QAsena · Answer 1 · 2020-04-08T20:24:48.733

Ok, is this good for you? I'm replacing the loop with apply if that is ok?

### Some dummy dataframes
x <- data.frame(v1 = rnorm(1:10),
                 v2 = rnorm(1:10),
                 v3 = runif(10, 1, 1000),
                 v4 = runif(10, 1, 1000))
x2 <- data.frame(v1 = rnorm(1:10),
                v2 = rnorm(1:10),
                v3 = runif(10, 1, 1000),
                v4 = runif(10, 1, 1000))
y <- data.frame(v1 = rnorm(1:10),
                v2 = rnorm(1:10),
                v3 = runif(10, 1, 1000),
                v4 = runif(10, 1, 1000))
y2 <- data.frame(v1 = rnorm(1:10),
                 v2 = rnorm(1:10),
                 v3 = runif(10, 1, 1000),
                 v4 = runif(10, 1, 1000)) 

###
# I tend to prefer the apply family of functions to replace loops where possible.
# This function takes two inputs, dataframes of dependent and independent variables.
# the apply function here takes the x_df and applies the following anonymous function to each column
# so for each column in x_df it performs a lm against the first column of y_df

lm_func <- function(y_df, x_df) {
  out <- apply(x_df, MARGIN = 2, function(x) {
    lm(y_df[, 1] ~ x)
  })
  return(out)
}

results_list <- lm_func(y, x)

# the output is one list element per lm. I like to keep the whole lm output just in case you need to go back to it

# we can then turn that list back into a dataframe using rbindlist from data.table
# and get what I think is your desired output using glance from broom

library(data.table)
library(broom)

results_glance <- rbindlist(lapply(results_list, glance), idcol = "var_name")

# or keep it as a list if you wish
results_list_glance <- lapply(results_list, glance)
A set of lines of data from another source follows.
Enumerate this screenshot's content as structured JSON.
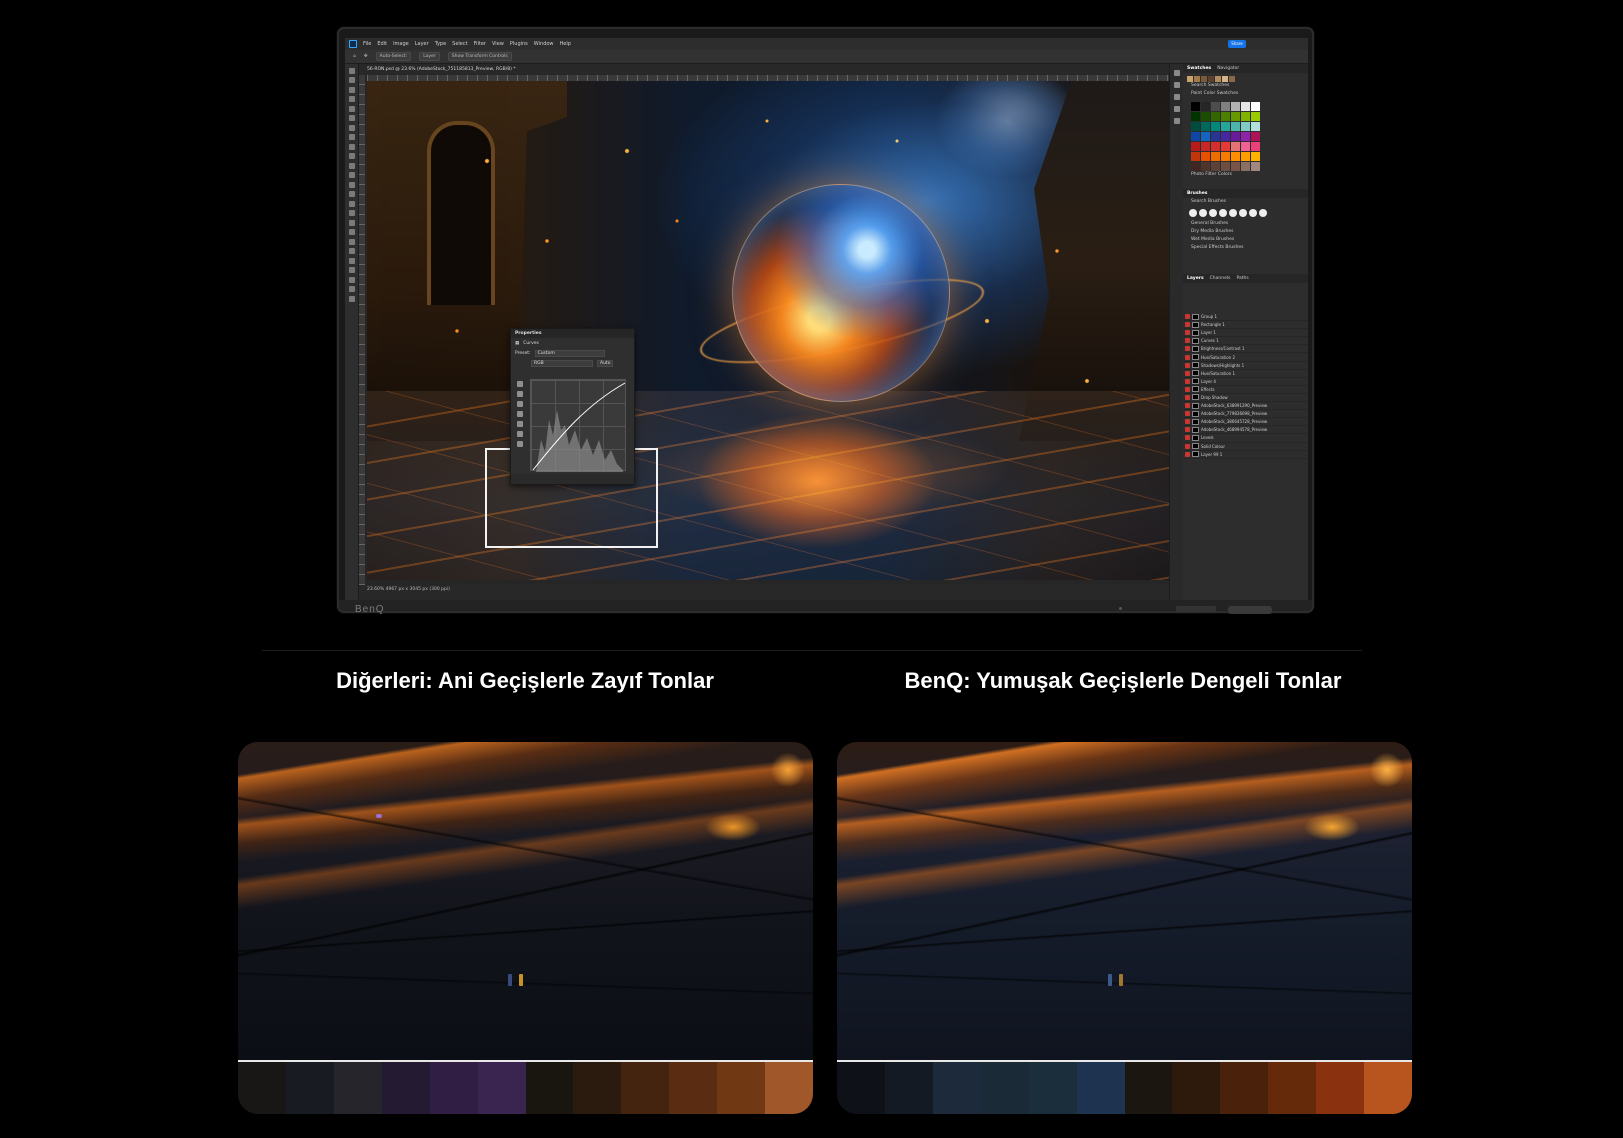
{
  "monitor": {
    "brand": "BenQ"
  },
  "photoshop": {
    "menu": [
      "File",
      "Edit",
      "Image",
      "Layer",
      "Type",
      "Select",
      "Filter",
      "View",
      "Plugins",
      "Window",
      "Help"
    ],
    "share_label": "Share",
    "options": [
      "Auto-Select:",
      "Layer",
      "Show Transform Controls"
    ],
    "document_tab": "56-RON.psd @ 23.6% (AdobeStock_751185813_Preview, RGB/8) *",
    "status": "23.60%     4967 px x 3045 px (300 ppi)",
    "properties_panel": {
      "title": "Properties",
      "adjustment": "Curves",
      "preset_label": "Preset:",
      "preset_value": "Custom",
      "channel": "RGB",
      "auto_label": "Auto"
    },
    "right_panels": {
      "swatches_tabs": [
        "Swatches",
        "Navigator"
      ],
      "swatch_search": "Search Swatches",
      "swatch_groups": [
        "Paint Color Swatches",
        "Photo Filter Colors"
      ],
      "brushes_tab": "Brushes",
      "brush_search": "Search Brushes",
      "brush_groups": [
        "General Brushes",
        "Dry Media Brushes",
        "Wet Media Brushes",
        "Special Effects Brushes"
      ],
      "layers_tabs": [
        "Layers",
        "Channels",
        "Paths"
      ],
      "layer_names": [
        "Group 1",
        "Rectangle 1",
        "Layer 1",
        "Curves 1",
        "Brightness/Contrast 1",
        "Hue/Saturation 2",
        "Shadows/Highlights 1",
        "Hue/Saturation 1",
        "Layer 4",
        "Effects",
        "Drop Shadow",
        "AdobeStock_638991290_Preview",
        "AdobeStock_779836098_Preview",
        "AdobeStock_386645728_Preview",
        "AdobeStock_468994578_Preview",
        "Levels",
        "Solid Colour",
        "Layer 99 1"
      ]
    },
    "swatch_colors": [
      "#000000",
      "#262626",
      "#4d4d4d",
      "#808080",
      "#b3b3b3",
      "#e6e6e6",
      "#ffffff",
      "#003300",
      "#1a4d00",
      "#336600",
      "#4d8000",
      "#669900",
      "#80b300",
      "#99cc00",
      "#004d40",
      "#00695c",
      "#00897b",
      "#26a69a",
      "#4db6ac",
      "#80cbc4",
      "#b2dfdb",
      "#0d47a1",
      "#1565c0",
      "#283593",
      "#4527a0",
      "#6a1b9a",
      "#8e24aa",
      "#ad1457",
      "#b71c1c",
      "#c62828",
      "#d32f2f",
      "#e53935",
      "#e57373",
      "#f06292",
      "#ec407a",
      "#bf360c",
      "#e65100",
      "#ef6c00",
      "#f57c00",
      "#ff8f00",
      "#ffa000",
      "#ffb300",
      "#3e2723",
      "#4e342e",
      "#5d4037",
      "#6d4c41",
      "#795548",
      "#8d6e63",
      "#a1887f"
    ]
  },
  "captions": {
    "left": "Diğerleri: Ani Geçişlerle Zayıf Tonlar",
    "right": "BenQ: Yumuşak Geçişlerle Dengeli Tonlar"
  },
  "comparison": {
    "left_strip": [
      "#191716",
      "#191b22",
      "#26252c",
      "#241b32",
      "#311e45",
      "#3a2450",
      "#19150f",
      "#2b1a0e",
      "#45240f",
      "#5a2c12",
      "#703913",
      "#a0582a"
    ],
    "right_strip": [
      "#0e1117",
      "#141a24",
      "#1c2a3c",
      "#1a2a36",
      "#1b2e3c",
      "#1e3350",
      "#1b1710",
      "#2e1a0c",
      "#4a220b",
      "#652a0a",
      "#8a3210",
      "#b8541e"
    ]
  }
}
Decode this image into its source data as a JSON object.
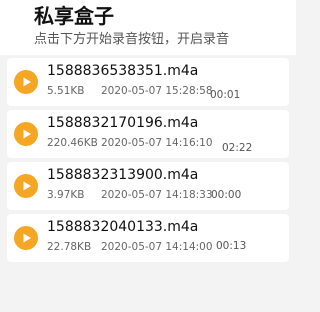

# to run the function using a single x argument but multiple y arguments you can use mapply

results_list_m <- mapply(lm_func,
                       y_df = list(y, y2),
                       MoreArgs = list(    # other arguments you want to keep fixed
                         x_df = x
                       ),
                       SIMPLIFY = F
)

# the output is a little fiendish because it will be a list of lists
# we can include the rbindlist and glance into the function to make the output a little simpler:


lm_func_bind <- function(y_df, x_df) {
  out <- apply(x_df, MARGIN = 2, function(x) {
    lm(y_df[, 1] ~ x)
  })
  out <- rbindlist(lapply(out, glance), idcol = "var_name")
  return(out)
}
results_glance_df <- lm_func_bind(y, x)

results_list_dfs <- mapply(lm_func_bind,
                           y_df = list(y, y2),
                           MoreArgs = list(    # other arguments you want to keep fixed
                             x_df = x
                           ),
                           SIMPLIFY = F
)

Let me know if I can make this better. If you are not familiar with some of the functions like apply and rbindlist they are worth checking out the documentation for. Cheers!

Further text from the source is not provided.